Fifty years ago, Clan Line hauled its first main line trip in preservation. To mark the anniversary, we took the British Pullman, a Belmond train, to Bath Spa, with UK Railtours‘ support.

It was a tiring few days for the support crew, some of whom had been on the original trip in 1974. Some of them started work on the Thursday, by which time the grate and smokebox had already been cleaned. On the morning of the trip, everybody was up and working by four thirty.

We left London Victoria on time, and made for Woking by way of Brixton, Herne Hill, Tulse Hill and Wimbledon.

Clan Line at Haydons Road – taken by David Element

We were moved across to the fast line, and were travelling in the low seventies by the time that we reached Hampton Court Junction. We had to slow for the train ahead, and were down to thirty one miles per hour through Woking.

Clan Line at Winchfield – photo by Ken Brunt

We got back up to sixty four miles per hour by milepost 31, and Farnborough was passed at seventy mph, bang on time.

We were down to twenty four mph at Basingstoke, but passed Worting Junction at fifty four mph. We passed Andover at seventy one, and got to Salisbury about a minute early.

We took water, and pulled coal forward, at Salisbury. We were allocated forty eight minutes for this, so we had plenty of time to let people visit the footplate.

Clan Line at Warminster – photograph taken by Robert Headland

After some more good running, we reached Bath Spa about three or four minutes early. Having let our passengers off, we made our way to Bristol East Yard. After servicing, we turned the locomotive on the triangle, and returned to Bath Spa to pick up our passengers again.

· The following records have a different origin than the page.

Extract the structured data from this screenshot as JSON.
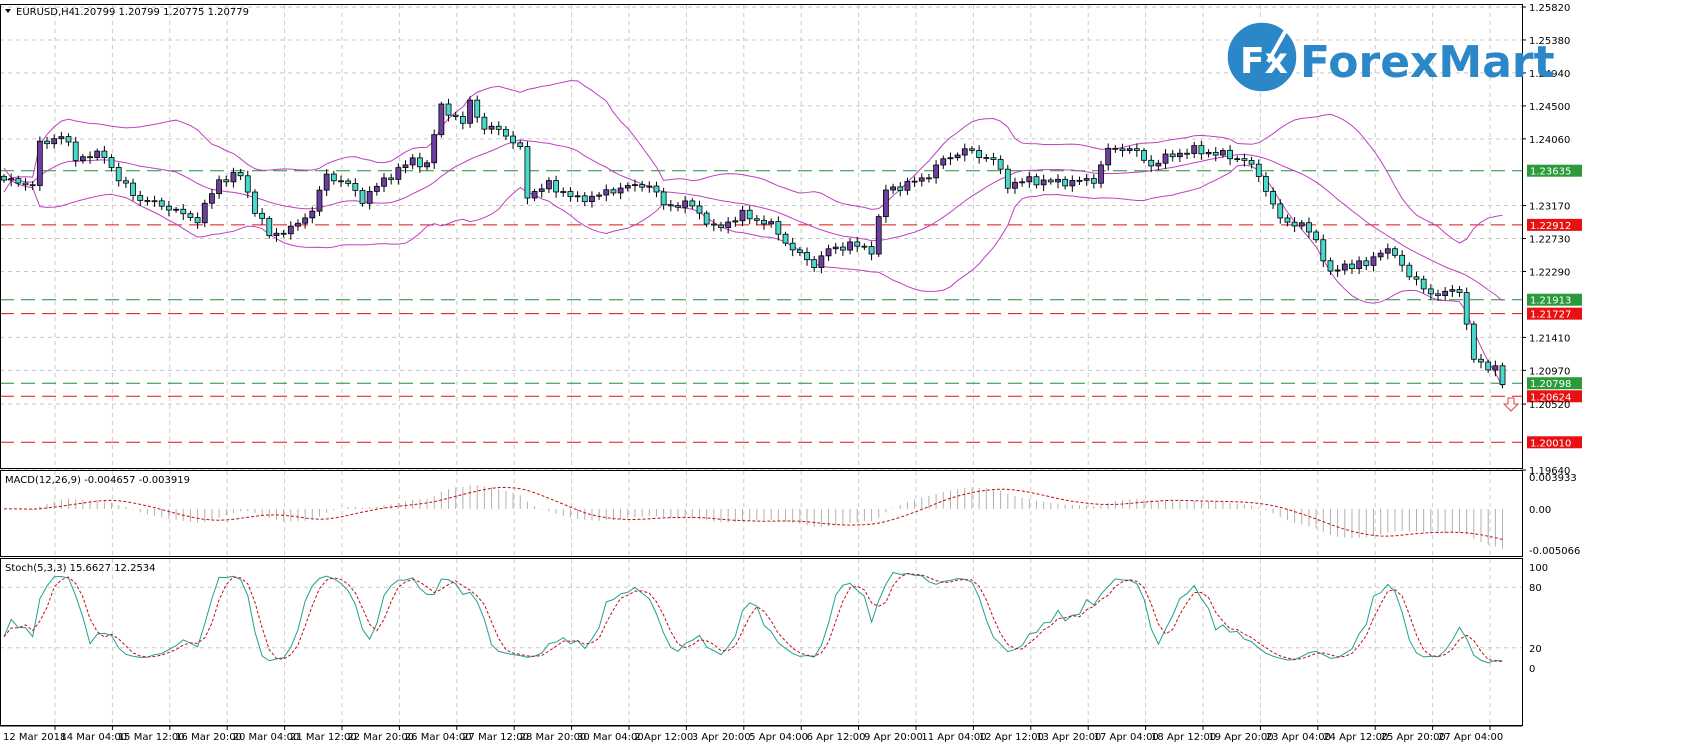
{
  "header": {
    "symbol": "EURUSD,H4",
    "ohlc": "1.20799 1.20799 1.20775 1.20779"
  },
  "logo": {
    "text": "ForexMart",
    "mark": "Fx",
    "color": "#2b87c8"
  },
  "colors": {
    "bull": "#6b3fa0",
    "bear": "#48d8cc",
    "bands": "#c040c0",
    "level_green": "#1f8f3a",
    "level_red": "#e01010",
    "macd_hist": "#b0b0b0",
    "macd_signal": "#c01010",
    "stoch_main": "#20a090",
    "stoch_signal": "#c01010",
    "grid": "#c8c8c8"
  },
  "chart_data": [
    {
      "type": "candlestick",
      "title": "EURUSD,H4",
      "ylim": [
        1.1964,
        1.2582
      ],
      "grid": true,
      "price_ticks": [
        "1.25820",
        "1.25380",
        "1.24940",
        "1.24500",
        "1.24060",
        "1.23170",
        "1.22730",
        "1.22290",
        "1.21410",
        "1.20970",
        "1.20520",
        "1.19640"
      ],
      "x_tick_labels": [
        "12 Mar 2018",
        "14 Mar 04:00",
        "15 Mar 12:00",
        "16 Mar 20:00",
        "20 Mar 04:00",
        "21 Mar 12:00",
        "22 Mar 20:00",
        "26 Mar 04:00",
        "27 Mar 12:00",
        "28 Mar 20:00",
        "30 Mar 04:00",
        "2 Apr 12:00",
        "3 Apr 20:00",
        "5 Apr 04:00",
        "6 Apr 12:00",
        "9 Apr 20:00",
        "11 Apr 04:00",
        "12 Apr 12:00",
        "13 Apr 20:00",
        "17 Apr 04:00",
        "18 Apr 12:00",
        "19 Apr 20:00",
        "23 Apr 04:00",
        "24 Apr 12:00",
        "25 Apr 20:00",
        "27 Apr 04:00"
      ],
      "bars_per_tick": 8,
      "bar_count": 210,
      "close_anchors": [
        [
          0,
          1.2351
        ],
        [
          4,
          1.2345
        ],
        [
          5,
          1.2398
        ],
        [
          8,
          1.2411
        ],
        [
          10,
          1.2381
        ],
        [
          14,
          1.2385
        ],
        [
          16,
          1.2351
        ],
        [
          19,
          1.2325
        ],
        [
          22,
          1.2318
        ],
        [
          25,
          1.2305
        ],
        [
          27,
          1.2298
        ],
        [
          30,
          1.2351
        ],
        [
          33,
          1.2358
        ],
        [
          35,
          1.2311
        ],
        [
          37,
          1.2278
        ],
        [
          40,
          1.2285
        ],
        [
          43,
          1.2311
        ],
        [
          45,
          1.2358
        ],
        [
          48,
          1.2345
        ],
        [
          50,
          1.2325
        ],
        [
          53,
          1.2351
        ],
        [
          57,
          1.2378
        ],
        [
          59,
          1.2371
        ],
        [
          61,
          1.2451
        ],
        [
          64,
          1.2425
        ],
        [
          65,
          1.2458
        ],
        [
          67,
          1.2418
        ],
        [
          69,
          1.2421
        ],
        [
          72,
          1.2391
        ],
        [
          73,
          1.2331
        ],
        [
          76,
          1.2345
        ],
        [
          80,
          1.2325
        ],
        [
          83,
          1.2331
        ],
        [
          86,
          1.2341
        ],
        [
          90,
          1.2345
        ],
        [
          92,
          1.2318
        ],
        [
          96,
          1.2318
        ],
        [
          99,
          1.2285
        ],
        [
          103,
          1.2305
        ],
        [
          107,
          1.2291
        ],
        [
          110,
          1.2258
        ],
        [
          113,
          1.2238
        ],
        [
          115,
          1.2258
        ],
        [
          118,
          1.2265
        ],
        [
          121,
          1.2258
        ],
        [
          123,
          1.2338
        ],
        [
          126,
          1.2345
        ],
        [
          129,
          1.2358
        ],
        [
          131,
          1.2378
        ],
        [
          134,
          1.2391
        ],
        [
          138,
          1.2378
        ],
        [
          140,
          1.2345
        ],
        [
          143,
          1.2351
        ],
        [
          147,
          1.2348
        ],
        [
          152,
          1.2351
        ],
        [
          154,
          1.2391
        ],
        [
          157,
          1.2394
        ],
        [
          160,
          1.2371
        ],
        [
          163,
          1.2385
        ],
        [
          166,
          1.2391
        ],
        [
          170,
          1.2385
        ],
        [
          173,
          1.2378
        ],
        [
          175,
          1.2358
        ],
        [
          178,
          1.2298
        ],
        [
          181,
          1.2291
        ],
        [
          183,
          1.2271
        ],
        [
          185,
          1.2225
        ],
        [
          187,
          1.2238
        ],
        [
          190,
          1.2238
        ],
        [
          192,
          1.2258
        ],
        [
          194,
          1.2251
        ],
        [
          196,
          1.2225
        ],
        [
          198,
          1.2205
        ],
        [
          200,
          1.2198
        ],
        [
          203,
          1.2205
        ],
        [
          205,
          1.2111
        ],
        [
          206,
          1.2105
        ],
        [
          208,
          1.2101
        ],
        [
          209,
          1.2078
        ]
      ],
      "indicator": "Bollinger Bands (20, 2)",
      "levels": [
        {
          "value": "1.23635",
          "color": "green"
        },
        {
          "value": "1.22912",
          "color": "red"
        },
        {
          "value": "1.21913",
          "color": "green"
        },
        {
          "value": "1.21727",
          "color": "red"
        },
        {
          "value": "1.20798",
          "color": "green"
        },
        {
          "value": "1.20624",
          "color": "red"
        },
        {
          "value": "1.20010",
          "color": "red"
        }
      ],
      "signal_arrow": "down-arrow"
    },
    {
      "type": "bar+line",
      "label": "MACD(12,26,9) -0.004657 -0.003919",
      "ylim": [
        -0.005066,
        0.003933
      ],
      "ticks": [
        "0.003933",
        "0.00",
        "-0.005066"
      ]
    },
    {
      "type": "line",
      "label": "Stoch(5,3,3) 15.6627 12.2534",
      "ylim": [
        0,
        100
      ],
      "ticks": [
        "100",
        "80",
        "20",
        "0"
      ]
    }
  ]
}
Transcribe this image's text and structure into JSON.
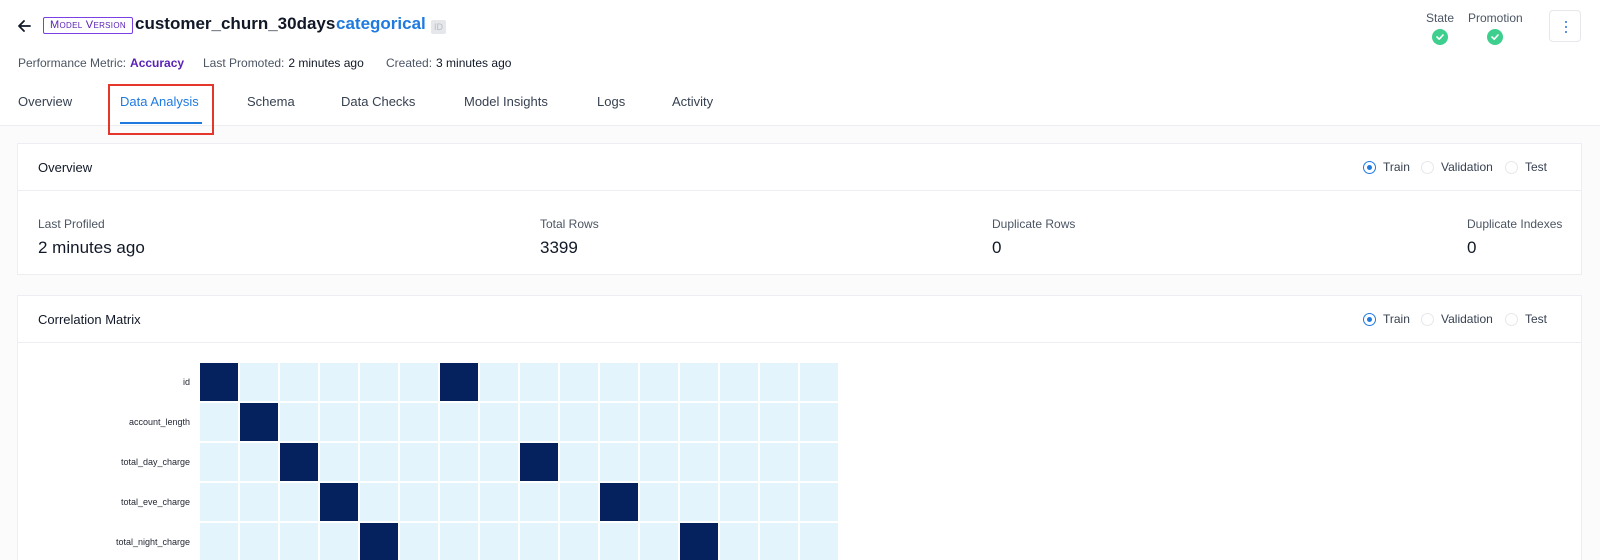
{
  "header": {
    "badge": "Model Version",
    "model_name": "customer_churn_30days",
    "model_type": "categorical",
    "id_chip": "ID",
    "meta": {
      "performance_metric_label": "Performance Metric:",
      "performance_metric_value": "Accuracy",
      "last_promoted_label": "Last Promoted:",
      "last_promoted_value": "2 minutes ago",
      "created_label": "Created:",
      "created_value": "3 minutes ago"
    },
    "state_label": "State",
    "promotion_label": "Promotion"
  },
  "tabs": [
    "Overview",
    "Data Analysis",
    "Schema",
    "Data Checks",
    "Model Insights",
    "Logs",
    "Activity"
  ],
  "active_tab": "Data Analysis",
  "overview_card": {
    "title": "Overview",
    "radios": [
      "Train",
      "Validation",
      "Test"
    ],
    "selected": "Train",
    "stats": [
      {
        "label": "Last Profiled",
        "value": "2 minutes ago"
      },
      {
        "label": "Total Rows",
        "value": "3399"
      },
      {
        "label": "Duplicate Rows",
        "value": "0"
      },
      {
        "label": "Duplicate Indexes",
        "value": "0"
      }
    ]
  },
  "correlation_card": {
    "title": "Correlation Matrix",
    "radios": [
      "Train",
      "Validation",
      "Test"
    ],
    "selected": "Train",
    "row_labels": [
      "id",
      "account_length",
      "total_day_charge",
      "total_eve_charge",
      "total_night_charge"
    ],
    "dark_cells": [
      [
        0,
        0
      ],
      [
        0,
        6
      ],
      [
        1,
        1
      ],
      [
        2,
        2
      ],
      [
        2,
        8
      ],
      [
        3,
        3
      ],
      [
        3,
        10
      ],
      [
        4,
        4
      ],
      [
        4,
        12
      ]
    ],
    "column_count": 16
  },
  "colors": {
    "accent": "#1f7ae0",
    "badge": "#5b21b6",
    "success": "#3ecf8e",
    "highlight": "#e5362b",
    "matrix_high": "#05215e",
    "matrix_low": "#e3f4fc"
  }
}
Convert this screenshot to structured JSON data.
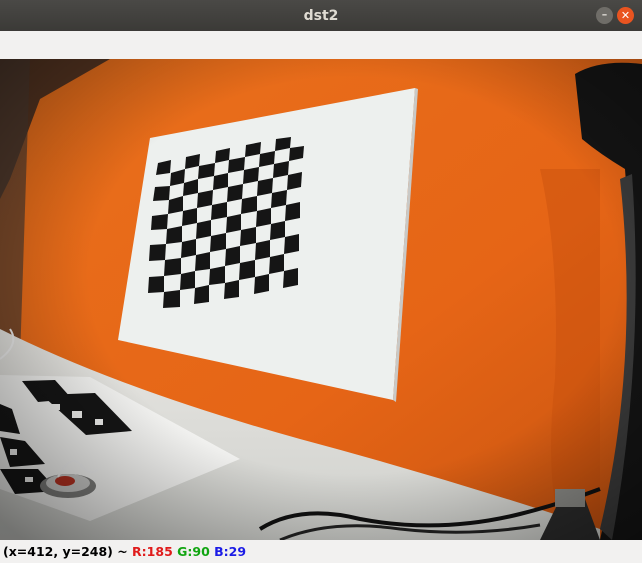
{
  "window": {
    "title": "dst2"
  },
  "controls": {
    "minimize_glyph": "–",
    "close_glyph": "✕"
  },
  "status": {
    "coords": "(x=412, y=248) ~ ",
    "r": "R:185",
    "g": "G:90",
    "b": "B:29"
  },
  "image": {
    "description_colors": {
      "wall": "#e86a18",
      "paper": "#eef0ee",
      "squares": "#151515"
    }
  }
}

Clan Line at Bath Spa – photograph by Jack Young
Clan Line at Warminster – photograph by Kate Parker

We had a good climb of Upton Scudamore Bank, reaching the top at about thirty six miles per hour. Wayne, our driver for this part of the journey, said that he had the cut-off set to just under fifty per cent, and the regulator almost fully open. For the lower three quarters of the climb, speed was held at thirty nine mph, but it dropped back slightly to about thirty six as we got to the top. Jim, our fireman, had been keeping the needle on the red line all the way up, and, as Wayne eased the regulator before the top, the safety valve lifted.

Clan Line on Upton Scudamore Bank – photo by John Newbury

Our next port of call was Salisbury, to take on more water, and to pull more coal forward. The good running continued, and we were five minutes early at Farnborough. We passed MP31 at fifty eight mph, and we stopped at Woking for a crew change. After Byfleet and New Haw, we had to take things easy because of a possible land slip on the Weybridge side of Virginia Water, but we still managed to get back to Victoria on time.

After starting the day at four thirty in the morning, the support crew were eventually able to stand down at a quarter to midnight – tired but happy.